The single highest-leverage practice we've adopted across AI delivery is also the most under-sold — evals. Not demos. Not screenshots. Not “our model's really good now.” Evaluation suites, written down, runnable, and run.
What we mean
An eval is a programmatic check. Given this input, is the AI feature producing an output we'd accept? It's a test, but the assertions are usually softer than a unit test (does it cite the right document? is the answer factual against the source? does it hit the right schema?), and the assertions are often produced or graded by another model or a human.

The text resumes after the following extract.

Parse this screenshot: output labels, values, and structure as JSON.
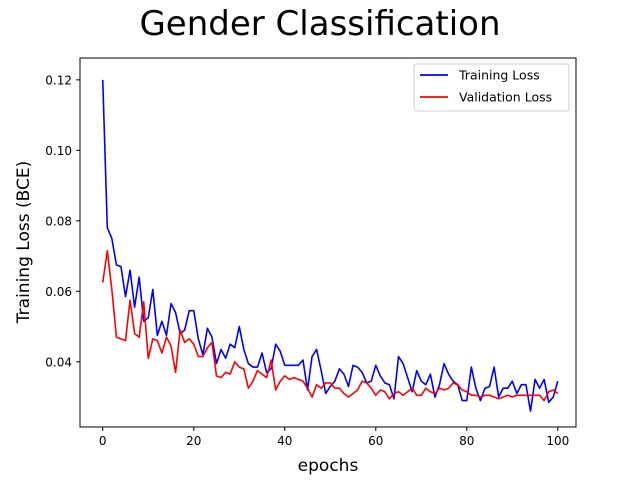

Evals don't exist to prove the model is perfect. They exist to make change safe. A new prompt, a new model version, a new retrieval setting, without evals, all of those are leaps of faith. With evals, they're changes you can ship with confidence.
Why teams skip them
- They're boring to build. A good eval suite is meticulous work, gold sets, edge cases, regression cases. The reward isn't a shippable demo, it's a number that quietly moves up over time.
- They feel optional during the build. The feature appears to work. The model seems fine. It's only weeks later, when something quietly regresses, that the absence becomes a fire.
- They require discipline the team hasn't built. Unlike a unit test, an eval needs ongoing curation. The first version is the easy part.
What to evaluate first
Start with the questions you'd ask in production if a user complained.
- Did the model retrieve the right context?
- Did it cite its source, and was the citation correct?
- Did the answer match the source factually?
- Did it follow the required output shape (JSON schema, structured fields)?
- Did it stay inside the guardrails (no PII, no policy violations, no out-of-scope responses)?
- Did the cost and latency stay within budget?
“Evals don't replace human judgement. They replace end-of-week panic.”
What good looks like
- A small gold set, hand-curated, that covers the most common inputs and the most painful edge cases.
- A larger synthetic set, generated to cover input variations the gold set won't.
- A scoring pipeline that produces a single composite number per run, and lets you drill into individual cases when it moves.
- A CI gate that blocks deploys when the composite drops below an agreed threshold.
- A regular cadence, weekly, monthly, for adding cases the team encounters in production.
The honest verdict
Most AI features you see in the wild don't have proper evals. You can tell because they regress unpredictably, change behaviour when models update, and require their team to be constantly available to firefight. The teams whose features feel reliable are almost always the teams who've invested in this work.
If you're commissioning an AI build, asking “how will we measure quality?” before “which model?” will tell you a lot about the team you're considering hiring.